Correct URL for reverse proxy setup

I’m running teleport with docker-compose behind a reverse proxy (Traefik, if that matters). I have added the option --insecure-no-tls to the teleport command and can access the teleport web interface on perfectly fine.

This is my proxy section from my teleport.yaml:

  enabled: "yes"
  https_keypairs: []

When I create a new user with tctl users add test root,guest I get a registration URL like When I remove the port (:3080) the invitation link works perfectly fine.
This is not a big deal, but I wonder if I set some configuration value incorrect or where I can configure this behavior.

Another thing is, that I need to use tsh login --proxy when I access my teleport instance with tsh.
Is there a way to override this behavior and make 443 the default port (as it is for HTTPS)?

What is the reason why teleport exposes the HTTP service on 3080 per default?

I think that setting public_addr under proxy_service should be changing this value for you. Have you restarted Teleport since setting that value?

If this doesn’t help, what version of Teleport are you running?

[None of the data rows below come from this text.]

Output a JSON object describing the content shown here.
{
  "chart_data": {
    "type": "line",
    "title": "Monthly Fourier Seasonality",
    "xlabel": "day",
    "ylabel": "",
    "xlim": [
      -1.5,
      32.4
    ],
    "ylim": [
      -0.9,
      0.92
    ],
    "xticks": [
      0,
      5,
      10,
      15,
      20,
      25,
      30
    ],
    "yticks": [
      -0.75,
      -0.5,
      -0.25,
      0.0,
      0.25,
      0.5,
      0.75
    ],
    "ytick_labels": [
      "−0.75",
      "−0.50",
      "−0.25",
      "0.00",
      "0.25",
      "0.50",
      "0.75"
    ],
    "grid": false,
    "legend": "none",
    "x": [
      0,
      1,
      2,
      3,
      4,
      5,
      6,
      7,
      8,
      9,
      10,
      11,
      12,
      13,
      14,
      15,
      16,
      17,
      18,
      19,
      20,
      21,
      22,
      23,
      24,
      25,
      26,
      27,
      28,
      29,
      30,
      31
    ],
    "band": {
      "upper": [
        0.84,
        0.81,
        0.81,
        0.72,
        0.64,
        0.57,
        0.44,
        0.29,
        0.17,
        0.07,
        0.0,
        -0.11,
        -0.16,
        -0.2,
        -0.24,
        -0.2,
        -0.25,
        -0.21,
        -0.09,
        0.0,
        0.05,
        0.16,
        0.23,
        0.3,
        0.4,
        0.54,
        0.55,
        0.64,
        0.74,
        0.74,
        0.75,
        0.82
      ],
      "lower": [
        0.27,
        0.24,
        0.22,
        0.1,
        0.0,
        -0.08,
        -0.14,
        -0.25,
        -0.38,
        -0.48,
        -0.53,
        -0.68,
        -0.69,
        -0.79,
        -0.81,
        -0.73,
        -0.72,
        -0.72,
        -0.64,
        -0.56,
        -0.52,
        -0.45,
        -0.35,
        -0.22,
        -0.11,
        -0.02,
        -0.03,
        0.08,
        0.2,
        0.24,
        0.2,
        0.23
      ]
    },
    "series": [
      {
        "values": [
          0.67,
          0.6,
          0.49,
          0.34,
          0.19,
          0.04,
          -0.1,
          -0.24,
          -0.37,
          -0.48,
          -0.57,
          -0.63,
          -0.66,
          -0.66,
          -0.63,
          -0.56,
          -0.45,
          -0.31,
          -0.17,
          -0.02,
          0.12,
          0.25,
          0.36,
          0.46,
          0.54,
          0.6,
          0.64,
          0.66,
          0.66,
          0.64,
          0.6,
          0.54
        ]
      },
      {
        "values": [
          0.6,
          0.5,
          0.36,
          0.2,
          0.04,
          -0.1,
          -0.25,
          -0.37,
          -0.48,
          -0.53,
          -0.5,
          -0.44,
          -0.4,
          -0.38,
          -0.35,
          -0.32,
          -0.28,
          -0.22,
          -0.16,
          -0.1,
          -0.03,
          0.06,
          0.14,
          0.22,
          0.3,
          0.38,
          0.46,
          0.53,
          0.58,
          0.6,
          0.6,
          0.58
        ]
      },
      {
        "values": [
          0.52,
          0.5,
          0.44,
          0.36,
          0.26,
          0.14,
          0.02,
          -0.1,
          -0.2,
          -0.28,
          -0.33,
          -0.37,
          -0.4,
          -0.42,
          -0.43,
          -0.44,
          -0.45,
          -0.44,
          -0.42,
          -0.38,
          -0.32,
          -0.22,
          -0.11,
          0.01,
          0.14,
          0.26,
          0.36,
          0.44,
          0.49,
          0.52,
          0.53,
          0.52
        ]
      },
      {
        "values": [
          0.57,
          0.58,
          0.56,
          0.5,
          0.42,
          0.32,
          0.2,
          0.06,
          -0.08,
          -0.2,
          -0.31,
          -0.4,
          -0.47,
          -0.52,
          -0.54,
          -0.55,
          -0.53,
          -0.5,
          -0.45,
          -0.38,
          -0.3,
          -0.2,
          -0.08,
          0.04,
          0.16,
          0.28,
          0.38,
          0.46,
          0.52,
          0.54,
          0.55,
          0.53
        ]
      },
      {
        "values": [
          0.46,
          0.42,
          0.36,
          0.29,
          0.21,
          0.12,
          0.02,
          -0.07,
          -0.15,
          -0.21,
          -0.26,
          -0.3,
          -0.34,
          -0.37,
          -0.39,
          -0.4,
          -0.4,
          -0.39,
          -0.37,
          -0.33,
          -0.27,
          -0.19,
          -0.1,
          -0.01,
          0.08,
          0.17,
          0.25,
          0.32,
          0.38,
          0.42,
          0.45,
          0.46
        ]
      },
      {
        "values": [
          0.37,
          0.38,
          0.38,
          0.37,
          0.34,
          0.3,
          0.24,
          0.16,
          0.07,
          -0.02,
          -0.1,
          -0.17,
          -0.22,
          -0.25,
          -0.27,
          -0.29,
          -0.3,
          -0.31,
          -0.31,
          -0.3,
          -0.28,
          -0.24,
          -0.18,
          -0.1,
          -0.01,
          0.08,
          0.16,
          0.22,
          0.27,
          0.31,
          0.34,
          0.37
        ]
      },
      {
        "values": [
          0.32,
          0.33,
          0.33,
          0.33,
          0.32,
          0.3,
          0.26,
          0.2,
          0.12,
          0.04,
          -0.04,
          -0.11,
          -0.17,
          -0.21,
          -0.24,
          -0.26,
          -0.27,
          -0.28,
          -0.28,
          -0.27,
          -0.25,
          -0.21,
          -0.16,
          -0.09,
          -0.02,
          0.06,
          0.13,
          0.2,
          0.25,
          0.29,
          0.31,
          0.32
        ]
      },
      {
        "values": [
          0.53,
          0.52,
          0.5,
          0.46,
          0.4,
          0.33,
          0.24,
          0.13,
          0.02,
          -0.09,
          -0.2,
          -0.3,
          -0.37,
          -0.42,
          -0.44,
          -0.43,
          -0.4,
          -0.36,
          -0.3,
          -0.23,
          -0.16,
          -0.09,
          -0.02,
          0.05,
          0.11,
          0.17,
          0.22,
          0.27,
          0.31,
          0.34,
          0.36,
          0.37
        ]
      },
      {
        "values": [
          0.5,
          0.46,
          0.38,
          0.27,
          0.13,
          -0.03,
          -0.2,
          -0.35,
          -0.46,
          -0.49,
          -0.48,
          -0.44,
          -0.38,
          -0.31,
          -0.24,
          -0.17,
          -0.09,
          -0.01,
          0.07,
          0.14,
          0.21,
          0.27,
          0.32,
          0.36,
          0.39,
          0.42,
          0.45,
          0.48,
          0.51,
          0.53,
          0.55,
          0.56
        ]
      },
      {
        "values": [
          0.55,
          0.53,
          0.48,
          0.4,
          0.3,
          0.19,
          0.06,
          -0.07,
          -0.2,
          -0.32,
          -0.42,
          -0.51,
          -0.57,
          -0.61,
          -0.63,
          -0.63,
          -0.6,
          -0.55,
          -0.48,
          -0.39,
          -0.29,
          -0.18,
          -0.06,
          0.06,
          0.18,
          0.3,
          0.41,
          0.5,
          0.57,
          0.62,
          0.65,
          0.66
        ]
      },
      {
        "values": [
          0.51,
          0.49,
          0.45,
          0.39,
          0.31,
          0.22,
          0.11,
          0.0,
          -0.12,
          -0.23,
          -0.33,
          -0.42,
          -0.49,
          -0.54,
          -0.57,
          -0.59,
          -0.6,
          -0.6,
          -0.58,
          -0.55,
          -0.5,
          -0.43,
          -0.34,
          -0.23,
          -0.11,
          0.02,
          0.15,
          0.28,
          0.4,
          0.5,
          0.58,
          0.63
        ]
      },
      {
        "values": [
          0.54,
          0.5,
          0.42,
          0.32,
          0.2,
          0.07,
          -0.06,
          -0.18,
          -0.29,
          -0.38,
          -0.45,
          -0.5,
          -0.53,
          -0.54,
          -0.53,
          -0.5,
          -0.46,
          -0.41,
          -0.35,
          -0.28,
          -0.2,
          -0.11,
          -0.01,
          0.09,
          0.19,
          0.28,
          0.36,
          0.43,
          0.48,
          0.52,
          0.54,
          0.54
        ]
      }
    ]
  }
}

Could you share the rest of your Teleport config file with tokens redacted?

Not for tsh unfortunately, if you’re using a port other than 3080 you’ll need to provide it on the command line as you’re doing currently.

Teleport’s auth and proxy services do not need to run as root; however root permissions (or equivalent capabilities via setcap) are required to bind to ports < 1024. I think that the decision to use 3080 was made back at the product’s inception to help ensure that people didn’t unnecessarily need to run Teleport as root (or mess around with capabilities, which have only really become widely used since the advent of containerization) just to bind to port 443.